Since we were the talk of the town, everyone wanted to meet Michael. Because of his British accent, he was something of a curiosity, and he answered even the most embarrassing questions graciously. Mamie proved helpful. In an effort to throw an elbow at Bobby, she was telling all her friends that Michael was everything a mother could possibly want in a son.
Although we had agreed we would not set a wedding date, Michael thought he could garner a lot of goodwill with my cousins and friends if we had an engagement party with an open bar. So we made plans for the big event at the Hotel Casey in downtown Scranton.
The day after the party, Michael and I planned to visit his Aunt Laura before going back to London. I was hoping we could have some private time before returning to England. It seemed to be bothering me more than Michael, and he suggested yoga and meditation.

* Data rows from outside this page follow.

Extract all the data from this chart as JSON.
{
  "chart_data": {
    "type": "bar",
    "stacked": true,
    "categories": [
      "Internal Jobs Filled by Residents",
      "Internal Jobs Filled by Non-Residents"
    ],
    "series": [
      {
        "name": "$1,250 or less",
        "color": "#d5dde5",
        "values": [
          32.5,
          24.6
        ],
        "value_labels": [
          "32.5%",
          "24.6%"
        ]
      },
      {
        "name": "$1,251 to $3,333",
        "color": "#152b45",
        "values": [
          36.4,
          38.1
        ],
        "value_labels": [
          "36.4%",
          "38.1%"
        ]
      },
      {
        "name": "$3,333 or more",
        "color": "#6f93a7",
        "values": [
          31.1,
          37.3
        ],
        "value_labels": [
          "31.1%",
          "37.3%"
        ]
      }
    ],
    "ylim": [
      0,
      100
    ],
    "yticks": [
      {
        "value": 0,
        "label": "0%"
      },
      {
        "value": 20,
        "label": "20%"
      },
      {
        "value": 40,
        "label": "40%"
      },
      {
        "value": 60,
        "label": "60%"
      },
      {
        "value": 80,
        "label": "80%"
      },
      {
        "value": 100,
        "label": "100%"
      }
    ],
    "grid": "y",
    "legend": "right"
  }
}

“I meditated quite a bit when I was in hospital in Burma, and yoga has many benefits. It maximizes flexibility,” he said with a big grin. And they say girls are teases.
When we called Beth and Jack to tell them we were going to have an engagement party, they said they wanted to come. Although I warned them about winter weather in the Poconos, they said they would take their chances. When Michael and I arrived at the station to meet the train from New York, sitting on one of the waiting room's wooden benches was Geoff Alcott.
“What are you doing here?” we both asked at the same time.
“I could lie and tell you that I flew in just for the celebration of your engagement, but the truth is that I have been in Washington for the past week. It appears that a North Atlantic alliance between the United States and Western Europe is a reality. The major players have departed, including my father, and have left the subalterns to dot i's and cross t's.” Geoff was clearly pleased with the results of months of negotiations. “It is gratifying to see that, on occasion, one's labors bear fruit.”
After checking Beth, Jack, and Geoff into the Hotel Casey, we headed to Smith's Diner in South Scranton for lunch. Beth asked how things were going. She was eager to hear how her son had been received.
“Everyone really likes Michael,” I said, which surprised neither of his parents.
“Even Grandpa Joyce likes me—somewhat,” Michael added. “He told me stories about growing up on Omey Island where two or three men would go out in a curragh and collect seaweed. They'd throw hundreds of pounds of the stuff onto what he called 'rafts' and float the
m in to shore. The seaweed was used for iodine and potash for pottery. Curraghs are little more than big canoes, so it was quite dangerous.”
“My grandfather told you that?” I had never heard that story, but then I realized my grandfather didn't tell stories to anyone other than his card buddies down at the church hall, or when a few old friends stopped in for a cup of tea. I couldn't even eavesdrop because they swapped stories in Irish.
“I'm surprised he's even talking to you,” Jack said. “From what I've heard from Maggie, he can't stand the sight or the sound of an Englishman.”
I decided not to tell Michael that my grandfather, his newfound friend, had said that listening to his British accent was like having needles stuck in his ears.
“He enjoys telling stories about how the Irish kicked British ass after the first war.”
Before anyone got the mistaken impression that my grandfather had opened up a new chapter in British/Irish relations, I told them we would be having a get-together for the two families at Mamie Lenehan's house. I wasn't going to court trouble by having three citizens of his former enemy in his house.
“Michael has been staying at Mamie's,” I explained. “She has a larger house than we do, and since Grandpa never leaves the house now, you won't have a chance to meet him.”
Jack smiled at me. I was sure that he knew why they would not be meeting my grandfather. “It seems you've had a warmer welcome than you might have expected,” Jack said to his son.